HELLBOY: The Wild Hunt by Mike Mignola (I forget the artist) is the TPB collection of the latest miniseries. Given how long Hellboy’s been just drifting aimlessly, it’s nice to see things change as an attack by witches and the schemes of the Osiris Society lead to a meeting with Morgan LeFay, a revelation about Hellboy’s mother and a really unexpected twist to his destiny. A very good job.
JENNY FINN collects two issues of a stand-alone series by Mignola (though one that would fit the Hellboy universe easily enough) in which a sailor and a government official both discover a young girl causing mysterious mutations and try to figure out what to do with her. Not first-ranked, but good.

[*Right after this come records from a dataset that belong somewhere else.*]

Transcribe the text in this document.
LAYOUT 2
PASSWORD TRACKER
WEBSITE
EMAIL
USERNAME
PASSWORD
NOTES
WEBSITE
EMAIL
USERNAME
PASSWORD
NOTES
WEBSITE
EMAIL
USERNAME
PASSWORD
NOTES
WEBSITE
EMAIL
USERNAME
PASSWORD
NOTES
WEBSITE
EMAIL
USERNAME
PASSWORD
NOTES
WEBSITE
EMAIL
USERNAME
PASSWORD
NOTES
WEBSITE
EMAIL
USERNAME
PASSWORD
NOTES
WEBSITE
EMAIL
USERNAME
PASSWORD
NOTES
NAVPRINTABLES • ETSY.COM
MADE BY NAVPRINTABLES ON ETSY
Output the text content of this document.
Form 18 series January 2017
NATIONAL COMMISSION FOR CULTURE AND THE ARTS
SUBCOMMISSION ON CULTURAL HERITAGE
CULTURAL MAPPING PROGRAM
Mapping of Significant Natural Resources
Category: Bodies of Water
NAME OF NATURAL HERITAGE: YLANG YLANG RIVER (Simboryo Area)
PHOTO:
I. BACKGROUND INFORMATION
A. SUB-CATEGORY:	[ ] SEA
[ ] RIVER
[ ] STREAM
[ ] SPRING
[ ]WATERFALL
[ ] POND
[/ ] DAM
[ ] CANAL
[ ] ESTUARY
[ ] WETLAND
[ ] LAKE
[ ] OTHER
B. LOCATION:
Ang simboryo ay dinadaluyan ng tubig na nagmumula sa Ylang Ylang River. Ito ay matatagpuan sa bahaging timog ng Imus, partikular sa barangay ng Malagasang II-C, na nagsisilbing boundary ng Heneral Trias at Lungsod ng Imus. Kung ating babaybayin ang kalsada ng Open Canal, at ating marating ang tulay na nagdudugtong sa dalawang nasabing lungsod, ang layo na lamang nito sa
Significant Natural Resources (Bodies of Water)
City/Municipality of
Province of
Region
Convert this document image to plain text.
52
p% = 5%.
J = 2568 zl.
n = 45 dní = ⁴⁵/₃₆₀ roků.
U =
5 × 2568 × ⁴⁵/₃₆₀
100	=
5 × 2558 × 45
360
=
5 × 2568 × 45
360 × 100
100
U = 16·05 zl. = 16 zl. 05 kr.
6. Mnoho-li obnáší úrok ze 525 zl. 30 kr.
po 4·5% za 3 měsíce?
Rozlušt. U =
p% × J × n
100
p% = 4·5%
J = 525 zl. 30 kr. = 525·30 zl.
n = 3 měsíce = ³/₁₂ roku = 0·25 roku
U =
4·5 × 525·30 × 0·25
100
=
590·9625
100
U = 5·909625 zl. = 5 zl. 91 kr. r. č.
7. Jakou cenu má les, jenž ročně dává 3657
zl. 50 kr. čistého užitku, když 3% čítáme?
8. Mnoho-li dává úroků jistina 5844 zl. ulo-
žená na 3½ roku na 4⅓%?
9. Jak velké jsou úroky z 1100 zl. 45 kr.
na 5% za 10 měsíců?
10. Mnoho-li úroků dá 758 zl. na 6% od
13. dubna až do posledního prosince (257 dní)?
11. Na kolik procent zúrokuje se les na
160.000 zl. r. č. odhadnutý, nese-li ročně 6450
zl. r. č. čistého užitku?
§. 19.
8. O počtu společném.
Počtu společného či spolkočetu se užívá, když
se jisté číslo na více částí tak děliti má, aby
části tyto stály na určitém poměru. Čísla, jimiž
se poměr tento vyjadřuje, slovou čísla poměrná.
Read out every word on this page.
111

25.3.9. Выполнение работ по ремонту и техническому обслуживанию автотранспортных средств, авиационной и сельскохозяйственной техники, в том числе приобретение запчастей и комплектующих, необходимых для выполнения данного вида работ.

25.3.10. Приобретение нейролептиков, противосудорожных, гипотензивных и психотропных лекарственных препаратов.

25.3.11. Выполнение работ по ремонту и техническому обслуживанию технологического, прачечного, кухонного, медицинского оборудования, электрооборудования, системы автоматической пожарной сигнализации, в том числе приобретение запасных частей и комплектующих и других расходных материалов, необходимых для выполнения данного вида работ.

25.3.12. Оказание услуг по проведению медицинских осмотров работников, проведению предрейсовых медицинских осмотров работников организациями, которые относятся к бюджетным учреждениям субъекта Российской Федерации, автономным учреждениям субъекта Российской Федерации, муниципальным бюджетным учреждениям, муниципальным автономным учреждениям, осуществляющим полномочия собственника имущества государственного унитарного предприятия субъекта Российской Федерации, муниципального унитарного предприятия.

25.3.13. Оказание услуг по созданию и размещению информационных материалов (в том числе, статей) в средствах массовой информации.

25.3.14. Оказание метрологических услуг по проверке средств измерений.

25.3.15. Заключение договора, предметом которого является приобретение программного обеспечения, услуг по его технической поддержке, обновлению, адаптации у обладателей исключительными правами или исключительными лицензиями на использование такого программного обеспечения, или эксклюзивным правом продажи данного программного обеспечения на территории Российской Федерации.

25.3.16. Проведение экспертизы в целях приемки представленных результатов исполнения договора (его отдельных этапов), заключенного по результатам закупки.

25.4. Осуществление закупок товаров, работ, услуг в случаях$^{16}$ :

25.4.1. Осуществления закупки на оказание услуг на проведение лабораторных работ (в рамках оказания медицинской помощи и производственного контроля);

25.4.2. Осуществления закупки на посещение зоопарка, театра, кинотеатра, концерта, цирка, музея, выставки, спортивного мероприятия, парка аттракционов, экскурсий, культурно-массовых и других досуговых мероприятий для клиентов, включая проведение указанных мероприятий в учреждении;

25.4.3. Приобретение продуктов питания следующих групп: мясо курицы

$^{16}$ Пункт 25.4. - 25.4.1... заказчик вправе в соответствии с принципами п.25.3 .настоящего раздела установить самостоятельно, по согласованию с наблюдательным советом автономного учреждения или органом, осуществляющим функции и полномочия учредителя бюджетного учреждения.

TURN COAT: A Novel of the Dresden Files has Jim Butcher’s Harry Dresden struggling to prove that one of his fellow wizards didn’t murder a member of the magical White Council, the struggle complicated by a)the wizard was caught in the act; b)a skinwalker keeps trying to kill them; and c)if Harry’s found out, he’ll be executed as an accomplice. A fairly obvious killer (a Red Shirt and also the Least Likely Suspect) and I’d like to know how the Black Council was able to set something as powerful as a skinwalker on Harry, but a good thriller nonetheless.
BLUE MAURITIUS: The Hunt For the World’s Most Valuable Stamps by Helen Morgan chronicles how the rare two-penny stamp from a British colony became philately’s most desired rarity even though it’s not the rarest (the British Guiana has that honor, but the Blue Mauritius has outpriced it). Covering the origin of the stamps, the history of the handful of known stamps, the growth of philately itself and the question of whether some of the stamps are fakes (“Given the current prices, few collectors want to submit them to test.”) this is informative but not all that interesting compared to similar works I’ve read—whether the problem is the book or that I’m not that interested in the material, I don’t know.